Although it happened a month ago, here is the posting of the remainder of my journal from China.

We caught a minibus out of Beijing towards the Great Wall, but as so often happens in China, we later discovered that we'd been ripped off, and they had demanded five times the normal fare from us. The bus stank of exhaust fumes, but we soon realised that it wasn't coming from the other traffic but seeping up through the floor. Part of the exhaust pipe was obviously cracked and leaking directly into the bus - we looked around to see all the other passengers asleep! Nina and I tried to get some air through the window and opened it as wide as we could so that we could breathe through it. After what seemed like an eternity, we were relieved to get to the mountains where the Great Wall was, and we set off to hike up to it. We'd chosen to go to the section at Simatei, which, although harder to get to, is less touristed, and stretches across steep-sided mountains. It was truly impressive, and we spent several hours walking a section of the wall as it climbed up the mountainside, sometimes at a 70 degree incline. We caught a minibus returning to Beijing in the evening, and were given a truly frightening display of Chinese driving. Perhaps because there are so many of them, the Chinese hate to be behind anyone else, and so will fight to push onto a train first and run to an available seat before you. This also means that they are unable to sit behind another vehicle on the road and will immediately pull out to overtake even if there's another car coming or they are going around a bend. We had several near misses on our way back to Beijing, and on some occasions the oncoming traffic was forced to stop to avoid hitting us. Very few bicycles in China have lights fitted, but they still cycle them across the dual carriageway in front of cars in complete darkness. We passed a total of five accidents, which included a flattened cyclist and a bus which had driven into a crane that had been parked on the road.
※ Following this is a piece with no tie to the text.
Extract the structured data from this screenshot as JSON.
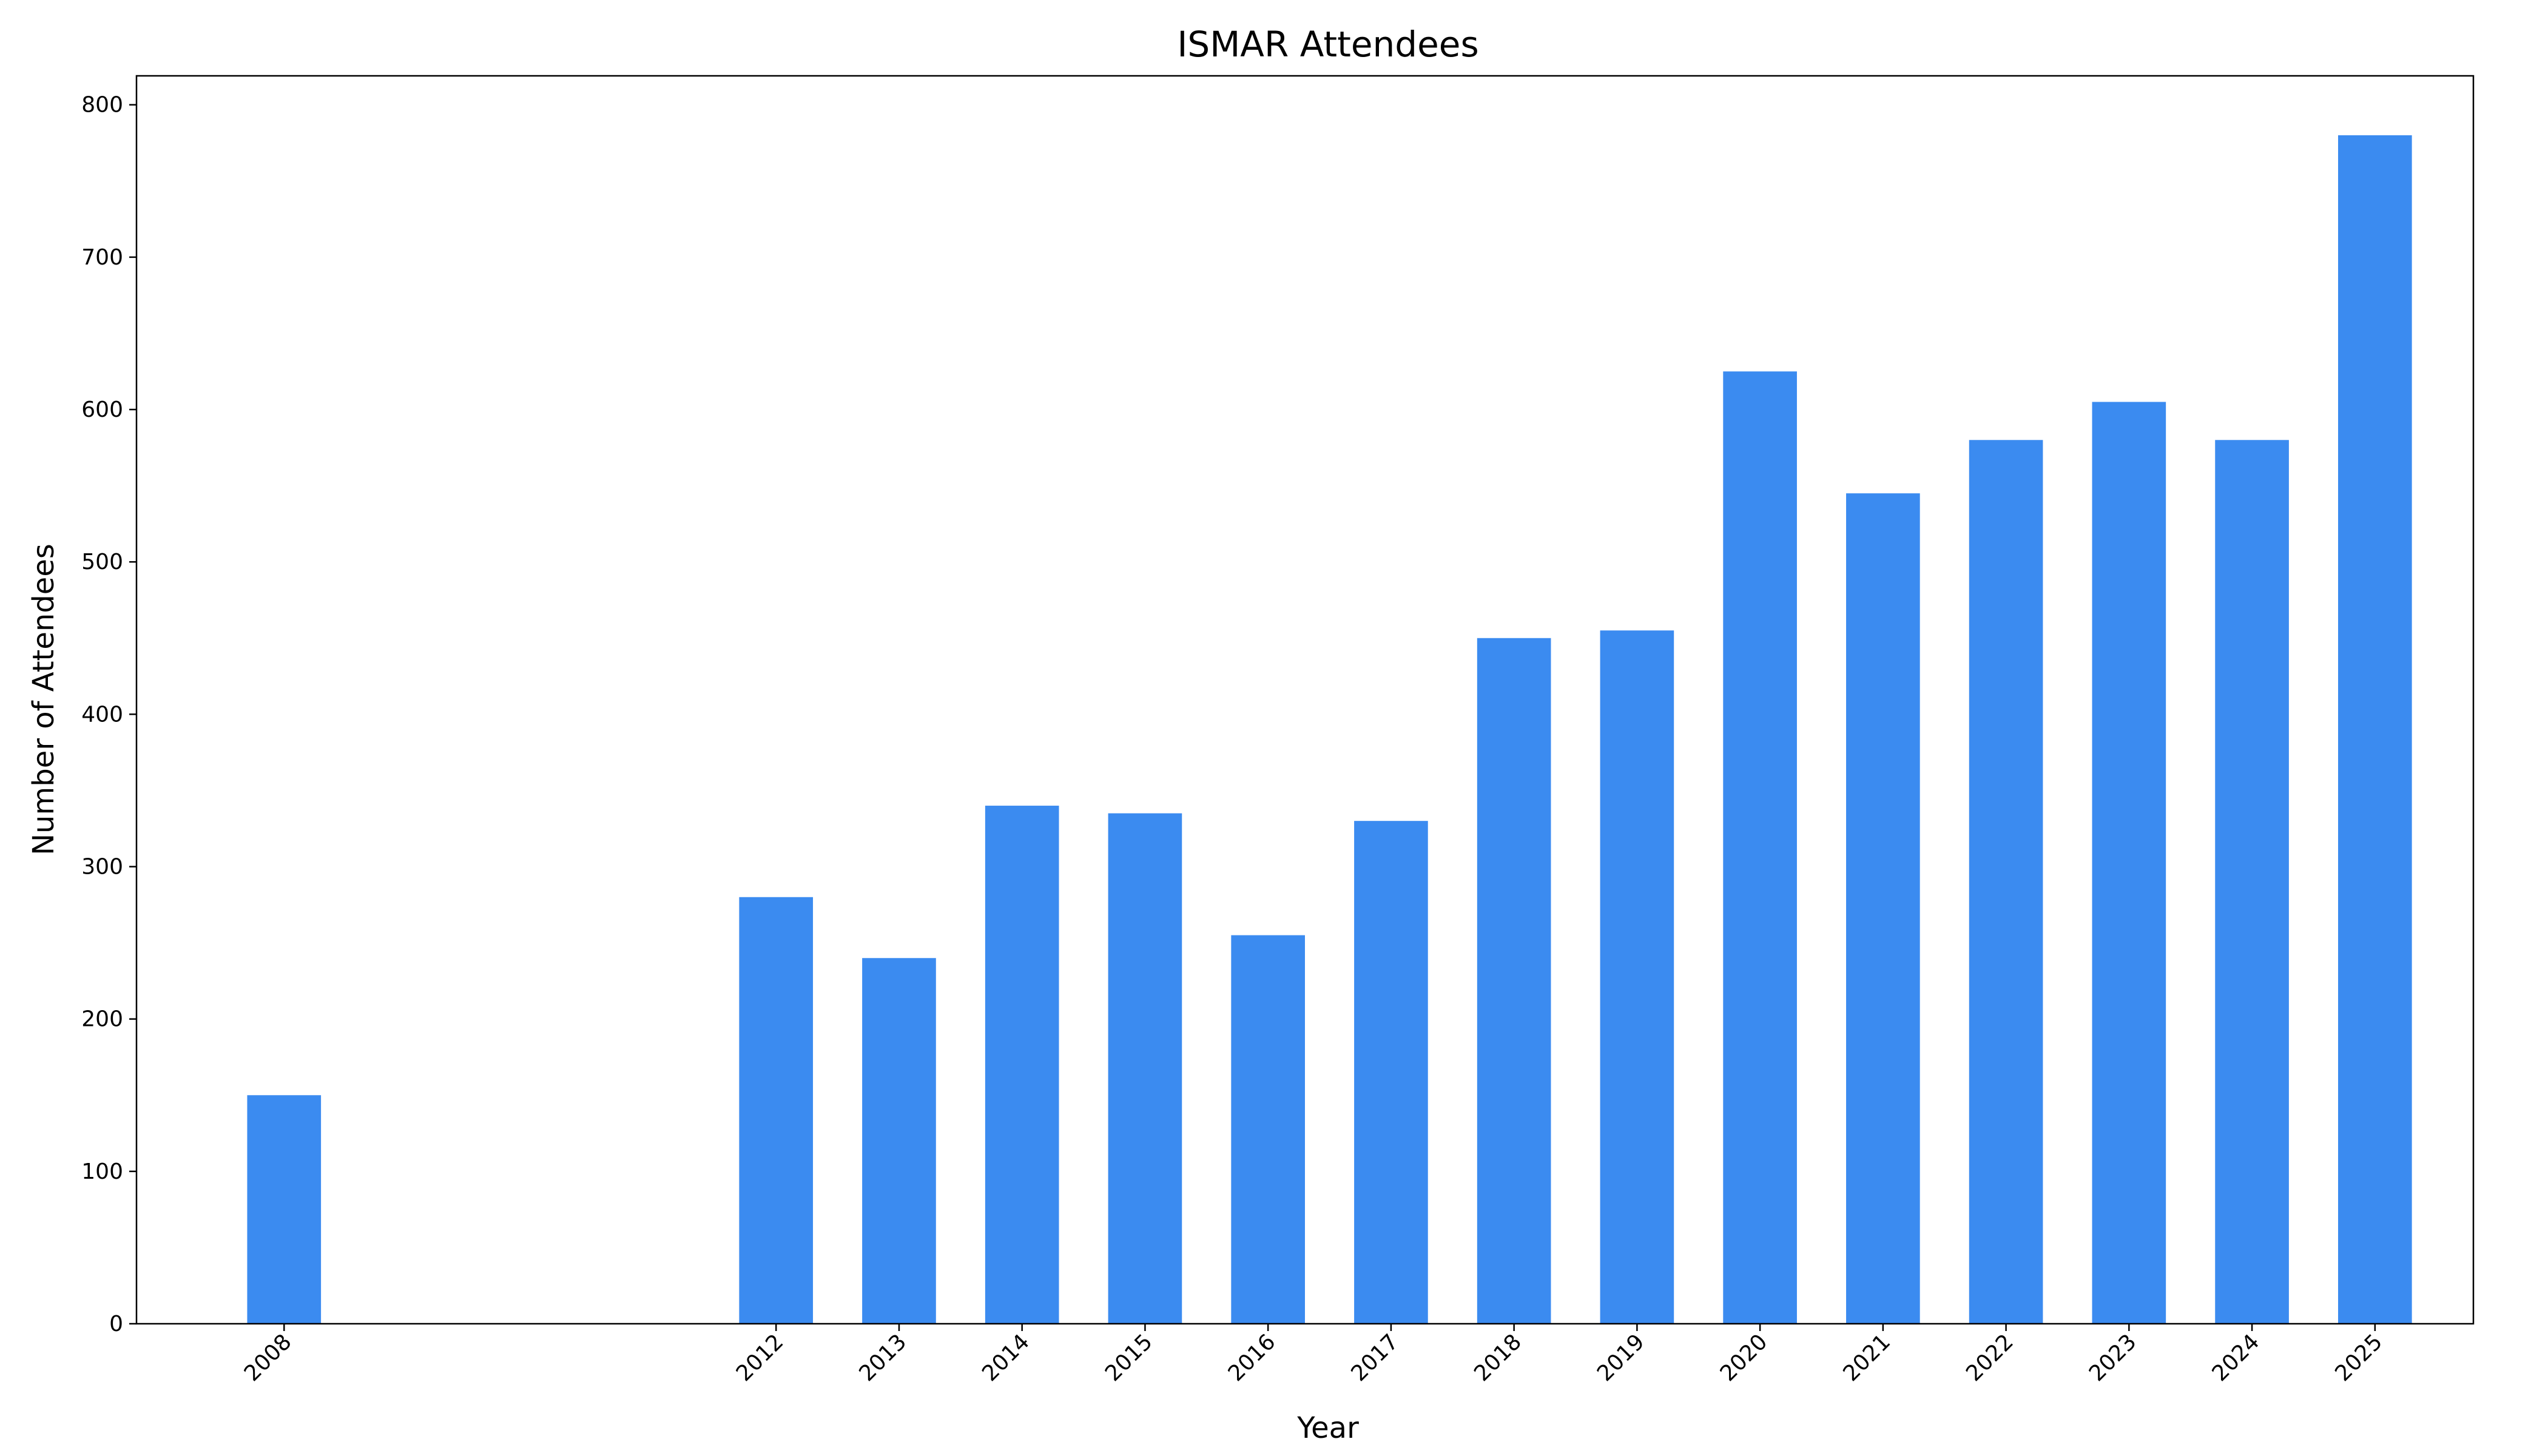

When we got back to the hotel we opened our room to find it full of gas. Of course, we went downstairs and told reception (eventually, as we had trouble with the sign language for 'gas' and our guidebook didn't list the Mandarin for, "Our room is about to explode"). They came up immediately, failed to find the leak, and so opened the window, turned the extractor fan on, and told us that would sort it out. They initially thought that we were being unreasonable when we asked for another room, but eventually they did agree.

Many of the children in China wear trousers with an open slit in them, traditionally so that they could relieve themselves while their parents worked in the fields. Unfortunately, this isn't such an ingenious solution in a busy city such as Beijing where children suddenly stop to shit on a busy pavement, but it seems to be generally accepted. On the train to X'ian, Nina walked into another carriage to find a father supporting his child on the sink while it shitted into the waste bin on the floor.

We were lucky enough to be staying in a hotel called Redhouse with satellite tv (as well as the gas) in Beijing, and watched the US/UK strikes against Afghanistan on BBC World. Militant groups in Indonesia had been searching hotels for Americans, and British nationals were being advised to leave the country. With the hostility that we had experienced while we had been in Indonesia, I could imagine it and I was glad that we weren't still there. Seeing that many Islamic countries had started to demonstrate, and we were about to travel to a predominately Islamic area of China, we thought it a good idea to contact the British embassy in Beijing to find out if the travel advisories for British citizens in China had changed since the attacks. Unfortunately, however, they only seem to be employing Chinese to answer the embassy phones, and their grasp of English is not too good. I asked about travel in China since the attacks, but they replied, "Tax?", and put me through to an answering machine that I could leave a tax question on. I tried again, and this time they put me through to recorded information on how to get a visa to visit Britain. Finally, I gave up, thankful that I didn't need their help for something like a lost passport.